A serious case review (SCR) must be carried out in the event of the death of or reported serious harm to a child in England. Since the creation of SCRs, only the executive summaries were made public, but the coalition government promised to publish all SCRs commissioned after June 2010 in full.
Opinion across the sector has been divided over whether SCRs should be published in full, and people have continued to talk about different possible forms the reviews could take.
Some of those who supported full publication were disappointed at this government time-frame.
A government report published in October 2010 made the argument that serious harm cases should not merit a SCR. Others have gone so far as to question whether SCRs are necessary at all.
Prior to publication, SCRs are evaluated by education and social care inspectorate Ofsted. In July 2010, Ofsted gave its first outstanding mark to a SCR.
SCRs published in full by the English government so far:
The first and second SCRs into the death of Peter Connelly were published in full on 26 October 2010. The first review, written in part by Sharon Shoesmith, Haringey DCS at that time, was rated inadequate by Ofsted and a second was commissioned.
The conclusions of the second review panel, chaired by Haringey safeguarding children board’s independent chair Graham Badman, were in stark contrast to those of the first SCR. The first SCR found “numerous examples of good practice within all agencies” and that, “with the possible exception” of a paediatric assessment conducted two days before Peter’s death, no single factor on its own would have led to him being saved.
The second review drew a number of negative conclusions about services’ treatment of the case, including the statement that placing Peter with a family friend when his mother’s treatment of him was in question “sent the wrong message”, as well as a statement from Peter’s father saying his role as a possible carer was overlooked by social services.
Take Community Care’s quiz based on the Baby P SCR: what would you have done?
The SCR into the death of Khyra Ishaq, the seven-year-old who starved to death in May 2008 due to the neglect of her mother and stepfather, was published in full on 27 July 2010. It concluded that Khyra’s death was preventable and due in part to a lack of information sharing.
The full review also revealed that the social worker overseeing Khyra’s case had 550 cases on the go at the time of the child’s death.
The government has also promised to publish, retrospectively and in full, the SCRs into the Shannon Matthews case and the Edlington attacks. The Edlington SCR was criticised by the sector when its executive summary was published in January 2010.
Take Community Care’s quiz based on the executive summary of the Shannon Matthews SCR: what would you have done?
Children’s minister Tim Loughton has, however, said one of these two reports might not be published in full due to the possibility of putting surviving siblings at risk. He would not specify which one.

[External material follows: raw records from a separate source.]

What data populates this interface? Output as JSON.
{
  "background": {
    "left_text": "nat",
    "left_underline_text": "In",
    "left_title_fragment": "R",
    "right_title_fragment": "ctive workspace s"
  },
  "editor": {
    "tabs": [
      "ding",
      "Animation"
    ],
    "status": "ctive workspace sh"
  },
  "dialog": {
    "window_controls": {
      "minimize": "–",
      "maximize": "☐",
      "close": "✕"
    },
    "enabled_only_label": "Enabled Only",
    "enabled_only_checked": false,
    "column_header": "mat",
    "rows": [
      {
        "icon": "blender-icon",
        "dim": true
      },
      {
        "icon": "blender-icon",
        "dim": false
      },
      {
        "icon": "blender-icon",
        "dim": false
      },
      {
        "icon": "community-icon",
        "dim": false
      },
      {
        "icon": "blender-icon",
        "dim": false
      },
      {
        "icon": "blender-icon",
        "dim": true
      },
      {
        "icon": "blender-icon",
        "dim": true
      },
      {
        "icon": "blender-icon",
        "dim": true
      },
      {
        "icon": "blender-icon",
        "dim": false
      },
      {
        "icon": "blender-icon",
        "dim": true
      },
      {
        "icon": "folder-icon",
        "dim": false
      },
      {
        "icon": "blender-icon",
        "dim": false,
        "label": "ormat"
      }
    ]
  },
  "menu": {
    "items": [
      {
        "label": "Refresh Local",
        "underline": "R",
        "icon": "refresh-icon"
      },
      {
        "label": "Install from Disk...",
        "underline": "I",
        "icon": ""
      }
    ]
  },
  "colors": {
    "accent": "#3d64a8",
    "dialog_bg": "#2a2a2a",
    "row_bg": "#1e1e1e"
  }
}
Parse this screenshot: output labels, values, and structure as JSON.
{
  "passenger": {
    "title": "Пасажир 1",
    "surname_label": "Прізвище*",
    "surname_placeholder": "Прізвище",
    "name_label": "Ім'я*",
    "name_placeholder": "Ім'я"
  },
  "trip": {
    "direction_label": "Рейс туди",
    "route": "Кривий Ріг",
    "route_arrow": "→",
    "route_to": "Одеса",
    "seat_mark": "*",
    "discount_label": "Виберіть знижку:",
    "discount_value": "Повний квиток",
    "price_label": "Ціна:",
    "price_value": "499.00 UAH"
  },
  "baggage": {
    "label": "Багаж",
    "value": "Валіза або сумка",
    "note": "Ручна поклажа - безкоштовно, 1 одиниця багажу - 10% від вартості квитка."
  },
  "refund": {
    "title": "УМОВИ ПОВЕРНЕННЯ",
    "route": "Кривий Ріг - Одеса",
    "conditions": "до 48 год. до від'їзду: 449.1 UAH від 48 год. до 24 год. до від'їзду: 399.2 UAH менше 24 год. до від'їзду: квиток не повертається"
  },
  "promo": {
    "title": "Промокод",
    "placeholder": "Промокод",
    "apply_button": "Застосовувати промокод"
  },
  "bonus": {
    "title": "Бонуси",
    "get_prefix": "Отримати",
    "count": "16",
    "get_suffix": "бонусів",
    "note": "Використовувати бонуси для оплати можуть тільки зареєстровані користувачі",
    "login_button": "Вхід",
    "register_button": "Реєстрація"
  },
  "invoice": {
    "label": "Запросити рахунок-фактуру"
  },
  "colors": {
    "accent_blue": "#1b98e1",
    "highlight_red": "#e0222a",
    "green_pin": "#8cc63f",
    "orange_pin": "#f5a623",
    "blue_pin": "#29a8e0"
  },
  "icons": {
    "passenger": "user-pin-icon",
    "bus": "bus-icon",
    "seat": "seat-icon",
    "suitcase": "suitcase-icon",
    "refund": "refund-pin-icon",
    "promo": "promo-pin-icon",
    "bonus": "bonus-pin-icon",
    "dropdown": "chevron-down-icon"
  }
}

In spring 2010, three serious case reviews were carried out in Swansea, Wales about the suicides of three teenagers. Swansea safeguarding children board was accused of watering down these reviews, removing criticisms of social workers, but the board denied this.
Wales is currently negotiating a new system of SCRs.
Northern Irish case management reviews (CMRs) are very similar to their serious case review counterparts in England in terms of criteria and the way in which they are carried out. The current system was introduced in Northern Ireland in 2003 and approximately 30 reviews have been undertaken to date. One main difference between the English and Northern Irish systems is that at the moment, CMRs are not on a statutory footing. This is set to change at some point in 2011, however, when the Northern Ireland Assembly passes legislation establishing a regional Safeguarding Board for Northern Ireland. This board will replace the current Regional Child Protection Committee and will be sited within the Public Health Agency.
Despite these changes, the process of CMRs is not set to change in the immediate future.
Scotland’s significant review system is also undergoing some change, following the publication of recommendations by a short life working group of multi-agency professionals. The group was commissioned by the Scottish government in November 2009 to consider the SCR process in the light of recent research and practice. The group presented its report at the end of July 2010, recommending the reports be audited. The group also recommended the government commission an analysis of all SCRs undertaken since their implementation, as well as a template for SCR full reports and executive summaries.
The Scottish government has accepted these recommendations. An analysis of past SCRs is due out this spring.